All patients with bladder stones should be examined and investigated for the cause of bladder stone formation, including:

uroflowmetry and post-void residual;

urine dipstick, pH, ± culture;

metabolic assessment and stone analysis (see sections 3.3.2.3 and 4.1 for further details).

In selected patients, consider:

upper tract imaging (in patients with a history of urolithiasis or loin pain);

cysto-urethroscopy or urethrogram.

Weak

Offer oral chemolitholysis for radiolucent or known uric acid bladder stones in adults.

Weak

Offer adults with bladder stones transurethral cystolithotripsy where possible.

Strong

Perform transurethral cystolithotripsy with a continuous flow instrument in adults (e.g., nephroscope or resectoscope) where possible.

Weak

Offer adults percutaneous cystolithotripsy where transurethral cystolithotripsy is not possible or advisable.

Strong

Suggest open cystolithotomy as an option for very large bladder stones in adults and children.

Weak

Offer children with bladder stones transurethral cystolithotripsy where possible.

Weak

Offer children percutaneous cystolithotripsy where transurethral cystolithotripsy is not possible or is associated with a high risk of urethral stricture (e.g., young children, previous urethral reconstruction, and spinal cord injury).

Weak

Open, laparoscopic, and extracorporeal shock wave lithotripsy are alternative treatments where endoscopic treatment is not advisable in adults and children.

Weak

Prefer “tubeless” procedure (without placing a catheter or drain) for children with primary bladder stones and no prior infection, surgery, or bladder dysfunction where open cystolithotomy is indicated.

Weak

Perform procedures for the stone and underlying bladder outlet obstruction (BOO) simultaneously in adults with bladder stones secondary to BOO, where possible.

Strong

Individualise imaging follow up for each patient as there is a paucity of evidence.

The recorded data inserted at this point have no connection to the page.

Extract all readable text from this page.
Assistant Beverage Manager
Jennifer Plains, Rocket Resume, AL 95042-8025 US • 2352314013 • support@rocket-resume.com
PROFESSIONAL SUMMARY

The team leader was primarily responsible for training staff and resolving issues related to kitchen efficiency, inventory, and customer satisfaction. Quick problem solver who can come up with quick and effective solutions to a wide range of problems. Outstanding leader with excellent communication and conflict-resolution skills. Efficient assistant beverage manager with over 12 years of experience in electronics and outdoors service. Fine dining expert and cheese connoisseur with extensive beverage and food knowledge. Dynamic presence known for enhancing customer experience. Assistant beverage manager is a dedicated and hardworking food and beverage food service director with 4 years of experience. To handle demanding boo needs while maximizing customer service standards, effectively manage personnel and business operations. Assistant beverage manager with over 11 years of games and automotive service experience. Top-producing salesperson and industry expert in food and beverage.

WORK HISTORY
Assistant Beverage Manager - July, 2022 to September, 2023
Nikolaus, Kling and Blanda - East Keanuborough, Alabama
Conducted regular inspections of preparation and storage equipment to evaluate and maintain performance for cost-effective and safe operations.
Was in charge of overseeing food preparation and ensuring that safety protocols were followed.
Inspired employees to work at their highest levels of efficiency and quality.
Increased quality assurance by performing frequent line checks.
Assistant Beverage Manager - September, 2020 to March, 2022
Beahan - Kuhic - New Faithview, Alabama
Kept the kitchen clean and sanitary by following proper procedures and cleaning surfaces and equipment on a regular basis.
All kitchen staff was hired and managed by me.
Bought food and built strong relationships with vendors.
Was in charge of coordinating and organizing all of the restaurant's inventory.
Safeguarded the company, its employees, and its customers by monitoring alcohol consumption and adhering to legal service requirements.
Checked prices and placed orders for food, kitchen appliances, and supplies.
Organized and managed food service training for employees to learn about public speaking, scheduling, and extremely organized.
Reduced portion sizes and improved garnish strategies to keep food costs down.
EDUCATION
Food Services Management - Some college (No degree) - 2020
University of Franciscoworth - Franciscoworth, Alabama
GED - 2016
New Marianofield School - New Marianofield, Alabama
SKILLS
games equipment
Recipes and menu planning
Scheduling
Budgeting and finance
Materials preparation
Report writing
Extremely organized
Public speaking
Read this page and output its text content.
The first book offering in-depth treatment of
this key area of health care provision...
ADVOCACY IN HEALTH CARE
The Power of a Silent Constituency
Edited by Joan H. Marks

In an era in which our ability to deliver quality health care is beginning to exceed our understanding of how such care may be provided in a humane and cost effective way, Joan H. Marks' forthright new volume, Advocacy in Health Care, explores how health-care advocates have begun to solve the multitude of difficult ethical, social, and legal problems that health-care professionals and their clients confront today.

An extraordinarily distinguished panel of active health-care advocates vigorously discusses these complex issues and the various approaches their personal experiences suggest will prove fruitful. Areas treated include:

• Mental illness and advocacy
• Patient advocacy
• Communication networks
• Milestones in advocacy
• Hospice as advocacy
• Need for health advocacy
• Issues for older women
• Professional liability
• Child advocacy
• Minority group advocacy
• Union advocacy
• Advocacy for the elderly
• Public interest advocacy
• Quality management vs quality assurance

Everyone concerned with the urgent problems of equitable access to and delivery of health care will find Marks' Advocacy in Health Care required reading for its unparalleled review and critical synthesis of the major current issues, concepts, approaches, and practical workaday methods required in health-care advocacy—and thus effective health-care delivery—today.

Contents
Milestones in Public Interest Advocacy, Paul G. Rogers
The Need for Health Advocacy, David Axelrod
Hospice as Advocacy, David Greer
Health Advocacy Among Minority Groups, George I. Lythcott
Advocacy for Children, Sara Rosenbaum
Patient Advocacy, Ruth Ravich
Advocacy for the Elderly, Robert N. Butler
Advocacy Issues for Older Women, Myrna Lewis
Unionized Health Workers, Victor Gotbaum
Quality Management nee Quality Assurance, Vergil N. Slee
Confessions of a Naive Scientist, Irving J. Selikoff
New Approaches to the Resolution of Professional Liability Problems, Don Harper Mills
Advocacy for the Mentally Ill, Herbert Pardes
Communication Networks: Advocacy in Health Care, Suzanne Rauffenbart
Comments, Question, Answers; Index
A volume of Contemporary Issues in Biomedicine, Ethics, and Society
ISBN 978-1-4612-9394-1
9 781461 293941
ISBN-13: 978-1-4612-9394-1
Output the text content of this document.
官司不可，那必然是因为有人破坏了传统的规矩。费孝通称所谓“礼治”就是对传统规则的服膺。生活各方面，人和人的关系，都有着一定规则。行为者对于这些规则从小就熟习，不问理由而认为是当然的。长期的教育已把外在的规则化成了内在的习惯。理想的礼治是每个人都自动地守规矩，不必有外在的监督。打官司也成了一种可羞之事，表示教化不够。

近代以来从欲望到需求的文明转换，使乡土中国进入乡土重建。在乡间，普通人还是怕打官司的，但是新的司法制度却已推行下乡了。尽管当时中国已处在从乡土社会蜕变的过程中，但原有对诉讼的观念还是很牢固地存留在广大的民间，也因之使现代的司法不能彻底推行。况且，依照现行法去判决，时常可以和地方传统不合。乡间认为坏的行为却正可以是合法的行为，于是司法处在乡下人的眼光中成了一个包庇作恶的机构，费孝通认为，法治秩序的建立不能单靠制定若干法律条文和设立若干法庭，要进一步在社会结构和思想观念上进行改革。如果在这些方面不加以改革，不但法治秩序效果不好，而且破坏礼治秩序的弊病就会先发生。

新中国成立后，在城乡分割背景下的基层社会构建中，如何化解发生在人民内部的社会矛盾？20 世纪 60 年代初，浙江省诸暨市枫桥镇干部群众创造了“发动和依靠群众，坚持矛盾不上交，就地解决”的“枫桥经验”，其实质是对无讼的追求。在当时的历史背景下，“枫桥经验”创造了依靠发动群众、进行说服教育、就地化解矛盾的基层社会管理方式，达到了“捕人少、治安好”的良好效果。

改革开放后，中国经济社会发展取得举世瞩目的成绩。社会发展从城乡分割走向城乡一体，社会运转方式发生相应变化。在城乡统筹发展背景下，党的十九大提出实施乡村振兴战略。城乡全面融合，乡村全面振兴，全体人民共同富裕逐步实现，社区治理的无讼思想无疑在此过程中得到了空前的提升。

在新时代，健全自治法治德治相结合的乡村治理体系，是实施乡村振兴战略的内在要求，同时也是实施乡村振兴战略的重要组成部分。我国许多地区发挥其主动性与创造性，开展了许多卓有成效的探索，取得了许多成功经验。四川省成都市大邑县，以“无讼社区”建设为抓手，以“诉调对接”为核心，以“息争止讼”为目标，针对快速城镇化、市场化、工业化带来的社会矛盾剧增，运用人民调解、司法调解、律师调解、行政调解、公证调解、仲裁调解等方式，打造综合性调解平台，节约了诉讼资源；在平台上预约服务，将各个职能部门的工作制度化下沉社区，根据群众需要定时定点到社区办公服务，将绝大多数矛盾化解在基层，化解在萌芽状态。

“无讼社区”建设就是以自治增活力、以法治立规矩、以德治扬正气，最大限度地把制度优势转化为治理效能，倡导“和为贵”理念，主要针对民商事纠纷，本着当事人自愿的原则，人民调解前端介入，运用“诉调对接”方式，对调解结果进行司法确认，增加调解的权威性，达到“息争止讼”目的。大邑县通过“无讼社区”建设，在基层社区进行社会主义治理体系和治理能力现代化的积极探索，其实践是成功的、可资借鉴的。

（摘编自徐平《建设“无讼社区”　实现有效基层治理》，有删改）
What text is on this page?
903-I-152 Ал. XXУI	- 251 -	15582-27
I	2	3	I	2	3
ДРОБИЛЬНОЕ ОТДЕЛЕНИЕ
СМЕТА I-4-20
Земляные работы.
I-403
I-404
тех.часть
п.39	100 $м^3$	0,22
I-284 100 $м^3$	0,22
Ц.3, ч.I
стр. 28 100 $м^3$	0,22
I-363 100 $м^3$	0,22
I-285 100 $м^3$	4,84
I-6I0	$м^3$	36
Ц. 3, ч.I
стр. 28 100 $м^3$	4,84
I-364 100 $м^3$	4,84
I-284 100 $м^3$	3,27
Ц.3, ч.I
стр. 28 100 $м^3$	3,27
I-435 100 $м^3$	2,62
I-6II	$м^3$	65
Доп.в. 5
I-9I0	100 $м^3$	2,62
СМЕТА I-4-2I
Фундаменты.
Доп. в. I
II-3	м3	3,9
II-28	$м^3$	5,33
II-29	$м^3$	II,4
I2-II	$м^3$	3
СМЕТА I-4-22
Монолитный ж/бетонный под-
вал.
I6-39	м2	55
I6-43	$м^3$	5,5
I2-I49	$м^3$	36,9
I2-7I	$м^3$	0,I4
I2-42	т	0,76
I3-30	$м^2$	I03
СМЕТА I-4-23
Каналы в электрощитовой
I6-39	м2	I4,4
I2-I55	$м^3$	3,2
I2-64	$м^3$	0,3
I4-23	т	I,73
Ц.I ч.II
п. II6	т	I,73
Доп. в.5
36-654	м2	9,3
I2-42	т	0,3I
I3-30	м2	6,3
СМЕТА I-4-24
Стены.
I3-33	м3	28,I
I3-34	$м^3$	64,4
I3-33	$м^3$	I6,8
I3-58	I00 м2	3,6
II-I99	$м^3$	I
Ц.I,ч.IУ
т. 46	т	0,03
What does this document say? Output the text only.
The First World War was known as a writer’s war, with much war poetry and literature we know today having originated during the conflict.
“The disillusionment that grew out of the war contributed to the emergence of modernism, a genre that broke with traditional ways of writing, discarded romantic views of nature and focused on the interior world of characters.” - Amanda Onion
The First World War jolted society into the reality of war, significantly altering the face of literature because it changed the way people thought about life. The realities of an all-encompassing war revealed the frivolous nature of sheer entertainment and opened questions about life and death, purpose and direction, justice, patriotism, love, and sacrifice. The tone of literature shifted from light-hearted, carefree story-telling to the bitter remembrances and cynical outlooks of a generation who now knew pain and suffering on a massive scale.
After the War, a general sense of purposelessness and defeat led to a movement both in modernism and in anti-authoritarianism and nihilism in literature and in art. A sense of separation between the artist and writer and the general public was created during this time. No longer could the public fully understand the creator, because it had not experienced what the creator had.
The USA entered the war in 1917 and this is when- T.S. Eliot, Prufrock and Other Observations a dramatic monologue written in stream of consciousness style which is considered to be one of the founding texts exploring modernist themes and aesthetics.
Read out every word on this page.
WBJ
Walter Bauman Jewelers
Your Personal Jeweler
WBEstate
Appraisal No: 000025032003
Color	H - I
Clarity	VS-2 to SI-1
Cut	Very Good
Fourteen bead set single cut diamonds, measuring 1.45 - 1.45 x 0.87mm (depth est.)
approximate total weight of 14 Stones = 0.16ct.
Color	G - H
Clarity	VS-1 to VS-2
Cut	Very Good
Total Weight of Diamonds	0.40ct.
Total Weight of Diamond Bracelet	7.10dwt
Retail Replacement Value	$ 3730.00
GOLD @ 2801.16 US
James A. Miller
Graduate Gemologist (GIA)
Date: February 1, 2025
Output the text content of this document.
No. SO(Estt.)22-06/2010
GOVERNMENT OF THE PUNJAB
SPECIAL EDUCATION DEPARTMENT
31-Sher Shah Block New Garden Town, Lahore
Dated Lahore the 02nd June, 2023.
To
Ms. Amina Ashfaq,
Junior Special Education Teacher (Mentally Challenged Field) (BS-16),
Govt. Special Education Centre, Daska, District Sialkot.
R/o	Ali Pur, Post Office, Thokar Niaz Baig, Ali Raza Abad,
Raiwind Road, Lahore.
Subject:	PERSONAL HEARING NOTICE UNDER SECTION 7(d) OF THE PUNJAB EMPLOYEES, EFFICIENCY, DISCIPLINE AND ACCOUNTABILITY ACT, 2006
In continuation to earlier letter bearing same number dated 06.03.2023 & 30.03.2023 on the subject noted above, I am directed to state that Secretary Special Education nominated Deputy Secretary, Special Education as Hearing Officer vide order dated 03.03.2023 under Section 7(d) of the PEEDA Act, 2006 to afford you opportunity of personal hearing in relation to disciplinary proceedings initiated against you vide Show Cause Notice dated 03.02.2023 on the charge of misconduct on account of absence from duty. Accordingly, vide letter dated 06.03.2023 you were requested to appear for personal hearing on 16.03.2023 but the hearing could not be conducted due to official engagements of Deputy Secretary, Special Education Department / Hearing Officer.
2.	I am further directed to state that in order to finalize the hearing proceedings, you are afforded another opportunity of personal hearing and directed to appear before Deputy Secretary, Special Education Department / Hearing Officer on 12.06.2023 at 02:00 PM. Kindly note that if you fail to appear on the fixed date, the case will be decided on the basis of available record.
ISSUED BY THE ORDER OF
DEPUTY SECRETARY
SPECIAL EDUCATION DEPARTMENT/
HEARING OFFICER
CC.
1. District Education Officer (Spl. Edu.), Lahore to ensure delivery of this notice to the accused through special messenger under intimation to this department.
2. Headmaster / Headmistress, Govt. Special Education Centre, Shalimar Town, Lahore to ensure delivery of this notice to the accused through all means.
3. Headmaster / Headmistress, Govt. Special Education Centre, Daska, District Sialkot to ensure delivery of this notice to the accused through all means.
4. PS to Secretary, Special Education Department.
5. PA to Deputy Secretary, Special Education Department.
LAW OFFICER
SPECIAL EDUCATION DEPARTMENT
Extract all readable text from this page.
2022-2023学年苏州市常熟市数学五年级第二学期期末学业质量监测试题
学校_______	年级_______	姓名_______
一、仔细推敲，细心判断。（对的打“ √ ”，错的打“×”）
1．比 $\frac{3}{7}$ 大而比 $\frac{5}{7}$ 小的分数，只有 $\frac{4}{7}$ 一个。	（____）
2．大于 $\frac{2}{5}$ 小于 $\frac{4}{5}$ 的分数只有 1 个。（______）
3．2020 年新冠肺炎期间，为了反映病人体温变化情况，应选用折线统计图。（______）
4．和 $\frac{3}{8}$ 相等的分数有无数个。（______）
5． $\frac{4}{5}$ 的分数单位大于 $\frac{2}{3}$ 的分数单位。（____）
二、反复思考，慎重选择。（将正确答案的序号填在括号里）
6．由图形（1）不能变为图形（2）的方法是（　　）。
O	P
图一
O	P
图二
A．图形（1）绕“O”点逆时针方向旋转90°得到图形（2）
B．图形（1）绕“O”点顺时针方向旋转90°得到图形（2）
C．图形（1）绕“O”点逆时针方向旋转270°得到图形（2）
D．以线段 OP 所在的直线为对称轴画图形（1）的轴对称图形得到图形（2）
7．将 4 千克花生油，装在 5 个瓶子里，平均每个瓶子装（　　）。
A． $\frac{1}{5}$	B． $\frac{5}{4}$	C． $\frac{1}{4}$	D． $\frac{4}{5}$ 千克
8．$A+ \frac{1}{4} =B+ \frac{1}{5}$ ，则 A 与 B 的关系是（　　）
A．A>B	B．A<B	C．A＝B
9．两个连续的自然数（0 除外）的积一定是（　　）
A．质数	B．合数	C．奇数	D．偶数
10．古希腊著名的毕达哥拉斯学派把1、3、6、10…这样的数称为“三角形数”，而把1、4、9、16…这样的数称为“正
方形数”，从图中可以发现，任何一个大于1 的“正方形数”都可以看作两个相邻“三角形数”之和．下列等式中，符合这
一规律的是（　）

Factors affecting follow up will include:

whether the underlying functional predisposition to stone formation can be treated (e.g., transurethral resection of the prostate [TURP]);

metabolic risk.

Weak

Recommend regular irrigation therapy with saline solution to adults and children with bladder augmentation, continent cutaneous urinary reservoir or neuropathic bladder dysfunction, and no history of autonomic dysreflexia, to reduce the risk of stone recurrence.